The effects of Bush’s tax cut on the deficit and debt were exactly what we would expect having seen Reagan’s results - only worse. Bush inherited from Clinton a fiscal surplus of $127 billion.  In his first year alone he turned that into a deficit of $158 billion. 

#3 - THE WINDS OF WAR

War spending falls behind tax cuts and prescription drug benefits for seniors as contributors to the $14.3 trillion federal debt. The Pentagon's base budget has grown every year for the past 14 years, marking the longest sustained growth period in U.S. history, but it seems clear that that era is ending.
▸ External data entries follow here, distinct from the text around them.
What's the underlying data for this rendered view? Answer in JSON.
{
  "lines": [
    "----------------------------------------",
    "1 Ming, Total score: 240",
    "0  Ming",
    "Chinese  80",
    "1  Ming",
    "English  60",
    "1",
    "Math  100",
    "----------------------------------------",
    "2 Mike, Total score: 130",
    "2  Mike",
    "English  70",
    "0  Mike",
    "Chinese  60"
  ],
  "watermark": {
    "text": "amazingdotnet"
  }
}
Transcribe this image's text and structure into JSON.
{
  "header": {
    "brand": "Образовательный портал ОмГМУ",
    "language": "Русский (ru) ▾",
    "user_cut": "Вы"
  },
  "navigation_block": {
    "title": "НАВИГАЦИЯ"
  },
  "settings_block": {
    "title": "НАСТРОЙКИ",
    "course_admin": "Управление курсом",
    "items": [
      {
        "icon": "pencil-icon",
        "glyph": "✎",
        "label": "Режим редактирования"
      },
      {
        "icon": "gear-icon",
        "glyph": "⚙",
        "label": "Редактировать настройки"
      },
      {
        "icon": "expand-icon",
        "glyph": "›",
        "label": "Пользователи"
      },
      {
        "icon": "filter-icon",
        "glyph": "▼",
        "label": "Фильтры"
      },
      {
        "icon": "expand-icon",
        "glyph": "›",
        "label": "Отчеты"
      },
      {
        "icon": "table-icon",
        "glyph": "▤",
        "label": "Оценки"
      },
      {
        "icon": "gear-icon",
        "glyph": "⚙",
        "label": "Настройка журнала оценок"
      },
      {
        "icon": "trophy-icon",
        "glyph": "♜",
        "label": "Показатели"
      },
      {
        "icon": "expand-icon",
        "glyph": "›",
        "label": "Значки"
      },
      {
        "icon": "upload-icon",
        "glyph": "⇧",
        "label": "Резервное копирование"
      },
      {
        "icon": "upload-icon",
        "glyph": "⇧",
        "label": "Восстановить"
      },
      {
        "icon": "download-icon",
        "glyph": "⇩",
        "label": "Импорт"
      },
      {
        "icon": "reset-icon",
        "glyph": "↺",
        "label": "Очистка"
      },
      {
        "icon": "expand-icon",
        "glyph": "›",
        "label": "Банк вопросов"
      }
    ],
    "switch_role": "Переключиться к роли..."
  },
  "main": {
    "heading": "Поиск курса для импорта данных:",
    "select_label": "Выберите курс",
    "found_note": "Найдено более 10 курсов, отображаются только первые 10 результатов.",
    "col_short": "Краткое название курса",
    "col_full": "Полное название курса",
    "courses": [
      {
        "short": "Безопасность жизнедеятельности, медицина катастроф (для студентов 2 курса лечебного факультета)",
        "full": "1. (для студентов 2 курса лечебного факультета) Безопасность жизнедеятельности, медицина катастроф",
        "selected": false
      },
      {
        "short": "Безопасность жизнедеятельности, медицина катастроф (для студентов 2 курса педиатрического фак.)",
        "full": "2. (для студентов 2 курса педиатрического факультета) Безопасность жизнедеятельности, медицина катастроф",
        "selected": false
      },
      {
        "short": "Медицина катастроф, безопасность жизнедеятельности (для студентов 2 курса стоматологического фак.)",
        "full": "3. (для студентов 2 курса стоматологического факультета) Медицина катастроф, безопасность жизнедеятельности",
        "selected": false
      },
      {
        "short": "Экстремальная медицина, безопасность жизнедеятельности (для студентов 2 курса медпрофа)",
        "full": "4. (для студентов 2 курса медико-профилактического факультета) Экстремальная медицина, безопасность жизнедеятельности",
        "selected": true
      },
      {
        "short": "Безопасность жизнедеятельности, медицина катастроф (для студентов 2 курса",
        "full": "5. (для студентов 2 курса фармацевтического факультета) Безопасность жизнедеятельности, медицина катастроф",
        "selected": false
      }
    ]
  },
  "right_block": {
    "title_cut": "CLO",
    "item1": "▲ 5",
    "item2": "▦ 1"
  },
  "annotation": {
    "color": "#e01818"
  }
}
Since the U.S. government issued war bonds to help finance World War II, Washington has asked taxpayers to shoulder less and less of a burden in times of conflict. In the early 1950s Congress raised taxes by 4 percent of the gross domestic product to pay for the Korean War; in 1968, during the Vietnam War, a tax was imposed to raise revenue by about 1 percent of GDP.

No such mechanism was imposed by the Bush Administration for Iraq or Afghanistan, and in the early years of the wars Congress didn't even demand a true accounting of war spending, giving the military whatever it needed.

To be sure, the costs of war are staggering.

According to Defense Department figures, by the end of April 2011 the wars in Iraq and Afghanistan - including everything from personnel and equipment to training Iraqi and Afghan security forces and deploying intelligence-gathering drones - had cost an average of $9.7 billion a month, with roughly two-thirds going to Afghanistan. That total is roughly the entire annual budget for the Environmental Protection Agency.

To compare, it would take the State Department - with its annual budget of $27.4 billion - more than four months to spend that amount. NASA could have launched its final shuttle mission in July, which cost $1.5 billion, six times for what the Pentagon is allotted to spend each month in those two wars.

What about Medicare Part D, President George W. Bush's 2003 expansion of prescription drug benefits for seniors, which cost a Congressional Budget Office-estimated $385 billion over 10 years? The Pentagon spends that in Iraq and Afghanistan in about 40 months.


To those bitching about the fact that what’s going on right now is “Obama’s doing”, get over it.  The toilet in the Capitol was already spewing feces years before he got to town.